"Projekt utknął na poziomie budżetowym. Minister finansów powiedział, że chwilowo nie stać nas na tego typu dodatkową ulgę internetową " - powiedział dla PAP podczas naszego V Forum usług szerokopasmowych w Warszawie.
Tomasz Misiak wyjaśnił, że ze względu na kryzys finansowy, przewidywane koszty projektu wyniosłyby w przyszłym roku 300-500 mln zł. Jeszcze we wrześniu br. informował, że koszty projektowanej ustawy to dla budżetu państwa ok. 250-300 mln zł rocznie. "Projekt jest opracowany.
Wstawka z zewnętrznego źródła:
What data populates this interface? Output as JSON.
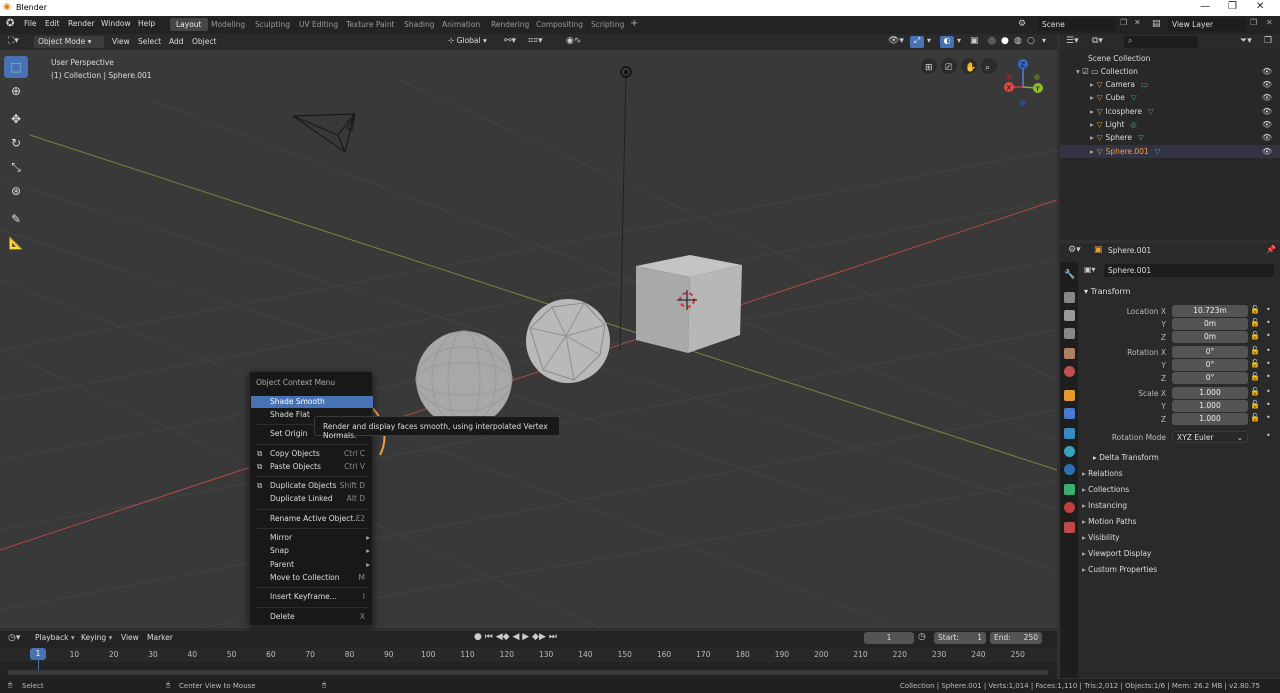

Premier wie o tym projekcie i bardzo mu się spodobała sama idea " - powiedział. Dodał, że są ogromne szanse na to, żeby Sejm zajął się nim w przyszłym roku, a ustawa obowiązywałaby wtedy od 2010 r.
O tym, że powstaje projekt ustawy, który umożliwi odliczanie całkowitych kosztów taniego Internetu przez osoby prywatne, senator Tomasz Misiak poinformował na XVIII Forum Ekonomicznym w Krynicy. Wyjaśnił, że ta ustawa umożliwiłaby wszystkim gospodarstwom domowym darmowy dostęp do Internetu. Założenie projektu jest takie, aby miesięcznie cena internetu, która będzie odliczana od podatku, wynosiła 25-30 zł, a prędkość przesyłu danych do 512 kb/s.